My self-confidence was zero and I thought I would never get a job. My first interview was (unfortunately) for a furniture company to work in their office and it was a…disaster. I was so afraid to speak up and I didn’t really want to be hired, because I thought I would never be good enough. My whole world revolved around stuttering and I transferred that fear of speaking to every area of ​​my life.

It took me five months to get my first job where I was a “everything girl” at a company that sold computers and I was hiding in one of the meeting rooms all the time. Conceived! I was fired after two weeks. Now I can only smile when I think about it, but back then it was serious. I thought it would never be good enough and my excuse was my speech impediment.

I got another job soon after that lasted over 1 year. I learned new things, met new people and felt much better. Since then I had three more jobs, but I was not more than 1 year in any of them. I do not know why. I was always afraid to ask for a promotion, always the gray mouse and I never had ambitions, because I thought it was not worth it. But everything changed after I arrived in London…

It took me 7 weeks to find a job and the only job I got was in a hotel reception. I was so scared because I had to talk and asked to be transferred to the concierge desk. My new boss interviewed me and told me later that he had really been considering whether to take me on because I stuttered so much. And what happened next? Guess…

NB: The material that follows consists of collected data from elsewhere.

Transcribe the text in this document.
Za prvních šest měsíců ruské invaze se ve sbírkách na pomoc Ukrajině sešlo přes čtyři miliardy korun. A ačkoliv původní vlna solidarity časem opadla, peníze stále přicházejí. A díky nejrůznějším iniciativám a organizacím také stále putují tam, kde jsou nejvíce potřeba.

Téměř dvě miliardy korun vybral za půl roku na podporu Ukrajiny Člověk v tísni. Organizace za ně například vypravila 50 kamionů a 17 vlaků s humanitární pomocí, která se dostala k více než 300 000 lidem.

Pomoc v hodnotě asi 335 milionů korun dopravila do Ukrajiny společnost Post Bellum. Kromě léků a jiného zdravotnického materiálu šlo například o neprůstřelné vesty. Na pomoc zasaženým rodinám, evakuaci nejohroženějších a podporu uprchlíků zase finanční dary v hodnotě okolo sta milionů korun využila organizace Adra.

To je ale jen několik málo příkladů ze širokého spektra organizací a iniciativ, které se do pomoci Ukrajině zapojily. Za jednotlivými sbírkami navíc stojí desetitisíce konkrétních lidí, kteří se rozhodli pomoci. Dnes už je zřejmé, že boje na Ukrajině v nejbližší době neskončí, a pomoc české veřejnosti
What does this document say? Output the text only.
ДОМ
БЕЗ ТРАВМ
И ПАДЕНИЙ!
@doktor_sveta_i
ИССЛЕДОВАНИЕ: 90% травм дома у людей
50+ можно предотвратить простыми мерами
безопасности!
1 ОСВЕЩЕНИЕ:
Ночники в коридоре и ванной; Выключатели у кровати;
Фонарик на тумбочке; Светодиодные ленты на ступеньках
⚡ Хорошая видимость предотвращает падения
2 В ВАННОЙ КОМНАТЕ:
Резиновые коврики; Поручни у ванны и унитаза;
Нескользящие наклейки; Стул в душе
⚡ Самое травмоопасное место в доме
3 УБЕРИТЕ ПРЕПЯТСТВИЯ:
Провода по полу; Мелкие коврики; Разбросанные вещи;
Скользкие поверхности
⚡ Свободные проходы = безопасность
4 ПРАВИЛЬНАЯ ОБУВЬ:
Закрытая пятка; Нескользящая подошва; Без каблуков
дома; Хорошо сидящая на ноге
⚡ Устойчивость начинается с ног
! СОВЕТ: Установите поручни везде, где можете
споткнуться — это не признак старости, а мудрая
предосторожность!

I became the best employee he ever had, asked for a promotion and got it, my self-confidence was back. I realized that I should never make excuses for my speech problems and as a TV ad says “I’m worth it”. I deserve to be lucky, to have a good job, promotion, because I’m smart and I’m doing my best.

I just wanted to give you fellow stutterers a brief overview of my professional life and tell you that you should never be afraid to do something because we deserve everything we long for. Our desires can be limited by the fear developed by our speech, but now please close your eyes, imagine what you really want, open them and… go ahead!